The Tribunal's views on the procedures case
"These rule breaches need to be seen in context. The text of the PFR form had been reviewed by L&G's regulator, PIA, without any adverse comment. The inappropriate use of sample wording had been identified and criticised by PIA in 1999, which had imposed remedial measures on L&G without classifying the matter as particularly serious" (para 216).
"L&G submit that PIA's attitude to the procedures and to the alleged shortcomings on earlier ocasions is relevant to the seiousness with which we should view them now. We disagree with FSA that these events are irrelevant" (para 132).
"We therefore conclude from the documents that the PFR was examined by PIA and that it did not criticise either the risk definitions in section 16 or the form and structure of the PFR as a whole. FSA has not suggested that the scrutiny in 1995 and 1996 was incorrect or inefficient. L&G invite us to draw the inference that the revised PFR in 1996 did properly reflect what PIA required. It is correct to draw that inference but we bear in mind that PIA scrutiny was of the form alone, not of how it was to be completed and used in practice" (para 134).

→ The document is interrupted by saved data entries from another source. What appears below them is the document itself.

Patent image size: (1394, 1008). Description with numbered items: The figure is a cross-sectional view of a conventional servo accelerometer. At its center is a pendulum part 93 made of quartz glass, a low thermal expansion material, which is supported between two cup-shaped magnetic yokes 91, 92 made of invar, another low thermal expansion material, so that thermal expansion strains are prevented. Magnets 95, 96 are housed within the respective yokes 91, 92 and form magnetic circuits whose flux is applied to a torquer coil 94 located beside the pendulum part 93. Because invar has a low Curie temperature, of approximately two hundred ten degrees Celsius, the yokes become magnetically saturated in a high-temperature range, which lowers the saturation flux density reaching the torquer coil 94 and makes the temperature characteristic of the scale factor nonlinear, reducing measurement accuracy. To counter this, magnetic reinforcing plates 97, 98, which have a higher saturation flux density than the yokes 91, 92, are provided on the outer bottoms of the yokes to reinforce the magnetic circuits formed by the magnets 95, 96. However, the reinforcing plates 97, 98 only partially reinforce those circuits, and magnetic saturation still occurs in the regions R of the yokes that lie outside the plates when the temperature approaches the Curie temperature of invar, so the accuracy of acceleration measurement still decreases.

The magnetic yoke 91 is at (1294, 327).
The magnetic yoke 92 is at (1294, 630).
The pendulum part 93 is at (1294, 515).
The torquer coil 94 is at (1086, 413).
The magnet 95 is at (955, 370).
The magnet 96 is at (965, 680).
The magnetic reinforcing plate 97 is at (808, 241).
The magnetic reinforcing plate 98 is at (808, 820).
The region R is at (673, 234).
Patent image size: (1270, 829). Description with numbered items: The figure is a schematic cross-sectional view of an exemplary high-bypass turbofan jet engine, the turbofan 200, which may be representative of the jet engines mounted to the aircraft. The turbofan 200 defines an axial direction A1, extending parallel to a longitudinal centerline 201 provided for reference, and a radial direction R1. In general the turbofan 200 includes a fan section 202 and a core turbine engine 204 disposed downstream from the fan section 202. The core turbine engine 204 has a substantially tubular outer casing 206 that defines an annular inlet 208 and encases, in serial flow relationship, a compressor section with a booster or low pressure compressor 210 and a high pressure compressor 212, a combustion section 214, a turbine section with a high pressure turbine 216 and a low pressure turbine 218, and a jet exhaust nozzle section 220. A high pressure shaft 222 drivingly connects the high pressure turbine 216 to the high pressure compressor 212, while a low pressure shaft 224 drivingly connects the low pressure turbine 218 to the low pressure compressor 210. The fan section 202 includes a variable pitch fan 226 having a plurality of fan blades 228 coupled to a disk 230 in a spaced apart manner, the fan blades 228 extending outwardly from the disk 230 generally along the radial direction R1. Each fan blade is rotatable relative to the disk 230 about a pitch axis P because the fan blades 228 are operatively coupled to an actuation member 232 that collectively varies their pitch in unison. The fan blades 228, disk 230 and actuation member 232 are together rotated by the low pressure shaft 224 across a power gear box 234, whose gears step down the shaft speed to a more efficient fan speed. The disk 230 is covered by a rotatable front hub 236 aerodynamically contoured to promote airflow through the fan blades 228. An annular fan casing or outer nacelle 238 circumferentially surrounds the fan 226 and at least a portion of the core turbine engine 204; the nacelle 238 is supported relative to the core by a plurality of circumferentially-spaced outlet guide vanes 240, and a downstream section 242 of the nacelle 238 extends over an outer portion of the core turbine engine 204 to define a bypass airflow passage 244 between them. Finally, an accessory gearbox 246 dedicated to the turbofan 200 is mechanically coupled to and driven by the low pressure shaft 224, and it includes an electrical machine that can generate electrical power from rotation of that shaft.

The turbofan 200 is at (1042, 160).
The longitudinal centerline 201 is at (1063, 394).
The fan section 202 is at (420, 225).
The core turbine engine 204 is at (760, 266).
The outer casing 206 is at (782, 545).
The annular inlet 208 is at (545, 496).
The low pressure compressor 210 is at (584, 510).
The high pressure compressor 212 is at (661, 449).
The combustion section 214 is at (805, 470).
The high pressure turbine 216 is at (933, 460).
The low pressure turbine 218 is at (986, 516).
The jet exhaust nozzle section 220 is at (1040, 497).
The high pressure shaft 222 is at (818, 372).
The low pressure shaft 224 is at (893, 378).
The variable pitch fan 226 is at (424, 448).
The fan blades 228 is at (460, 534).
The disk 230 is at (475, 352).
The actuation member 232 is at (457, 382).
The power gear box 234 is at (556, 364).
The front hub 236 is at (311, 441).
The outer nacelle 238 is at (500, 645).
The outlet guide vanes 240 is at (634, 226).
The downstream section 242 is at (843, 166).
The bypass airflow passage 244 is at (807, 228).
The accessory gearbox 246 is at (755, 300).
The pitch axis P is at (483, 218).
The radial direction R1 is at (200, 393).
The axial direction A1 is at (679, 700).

The Tribunal's views on the mis-selling case
"These procedural defects will have caused or contributed to mis-sales. We do not however accept FSA's claims about the extent of mis-sales. FSA have proved 8 mis-sales to the required standard from the 13 cases about which we heard evidence. We do not accept FSA's case that the conclusions of the sales review and our findings on individual cases can be taken to reflect the pattern of mis-sales generally" (para 217).
"We do not accept FSA's submission that we should place weight on the judgments on each case reached by PwC in their report of 7th March 2003" (para 196).
"FSA has not convinced us that the sample size is statistically valid to extrapolate the results into the wider population of FMPs, for the purposes of a disciplinary case" (para. 192).
"If more evidence was needed FSA should have obtained it" (para 212).
"FSA's case to the Tribunal is that there were 60 mis-sales out of the 250 cases in the ESR and that this pattern can be taken as representative of sales of FMPs to low risk customers generally. We find that there were 8 mis-sales with potentially 14 more. We find 25 cases too unclear to decide. We find 4 cases not to be mis-sales with 9 more potentially in the same category. We do not consider that this pattern in the 60 can be taken as representative of sales to low risk customers generally. Common sense suggests that the defects in procedures will have caused mis-sales beyond the 8 established. Except to this limited extent the mis-selling case fails" (para 205).
18 January 2005
 References to square brackets are to the numbered paragraphs of the Tribunal's decision.